Anyway, as TJ noted in the previous video, positive results from other treatments utilizing the same mechanism (i.e., regulation of autophagy / proteostasis) could ultimately also positively affect Herantis’s case. Such results would potentially strengthen the targeting of this signaling pathway as a viable target for Parkinson’s treatment. It is also worth following Anavex news in the near future, because, if I recall correctly, Anavex submitted an application to the EMA for Blarcamesine’s Alzheimer’s disease trials early in the year (Blarcamesine also acts via autophagy regulation) and a decision is expected, I believe, by the end of the year.

* edit: It had not been granted yet. My bad. This is what is being sought next: https://firstwordpharma.com/story/5988246

DNL126 accelerated approval path for Sanfilippo syndrome Type A aligned with FDA; Phase 1/2 study nearing completion of enrollment; planning underway for a global Phase 3 confirmatory study.

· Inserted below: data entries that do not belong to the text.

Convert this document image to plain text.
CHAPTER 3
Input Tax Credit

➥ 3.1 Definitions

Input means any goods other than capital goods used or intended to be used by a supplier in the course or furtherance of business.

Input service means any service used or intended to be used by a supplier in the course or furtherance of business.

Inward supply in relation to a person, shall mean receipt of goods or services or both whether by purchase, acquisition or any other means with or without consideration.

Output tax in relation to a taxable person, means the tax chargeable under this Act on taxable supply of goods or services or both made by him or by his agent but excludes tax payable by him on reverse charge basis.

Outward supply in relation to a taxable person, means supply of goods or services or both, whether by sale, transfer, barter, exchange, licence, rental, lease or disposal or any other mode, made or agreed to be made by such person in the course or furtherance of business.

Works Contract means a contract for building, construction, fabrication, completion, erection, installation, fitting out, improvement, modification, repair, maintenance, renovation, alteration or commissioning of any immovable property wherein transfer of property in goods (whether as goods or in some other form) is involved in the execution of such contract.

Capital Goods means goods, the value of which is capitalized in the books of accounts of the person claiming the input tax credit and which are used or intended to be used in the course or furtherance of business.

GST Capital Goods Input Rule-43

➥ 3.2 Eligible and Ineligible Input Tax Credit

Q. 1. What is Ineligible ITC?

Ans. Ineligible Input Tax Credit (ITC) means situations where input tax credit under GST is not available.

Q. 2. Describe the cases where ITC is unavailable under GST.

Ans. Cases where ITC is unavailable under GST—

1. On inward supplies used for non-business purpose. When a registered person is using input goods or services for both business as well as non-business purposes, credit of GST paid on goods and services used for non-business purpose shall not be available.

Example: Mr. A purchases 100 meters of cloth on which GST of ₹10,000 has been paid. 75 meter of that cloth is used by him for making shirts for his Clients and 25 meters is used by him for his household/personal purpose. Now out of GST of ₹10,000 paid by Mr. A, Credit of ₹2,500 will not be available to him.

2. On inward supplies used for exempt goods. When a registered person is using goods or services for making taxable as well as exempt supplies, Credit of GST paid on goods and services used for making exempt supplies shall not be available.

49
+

I corrected my text above. That AA has not yet been granted, but there is now an open opportunity for it for the treatment of Sanfilippo syndrome. Different medicinal substances are used for the treatment of Sanfilippo syndrome and Parkinson’s disease; Sanfilippo’s drug candidate is DNL126 (N-sulfoglucosamine sulfohydrolase) and Parkinson’s is BIIB122 (LRRK2 inhibitor).

Yeah, it’s quite an interesting article. The subordinate clause there is just in a slightly odd place

The price has risen nicely yesterday and today. Soon we can probably expect news?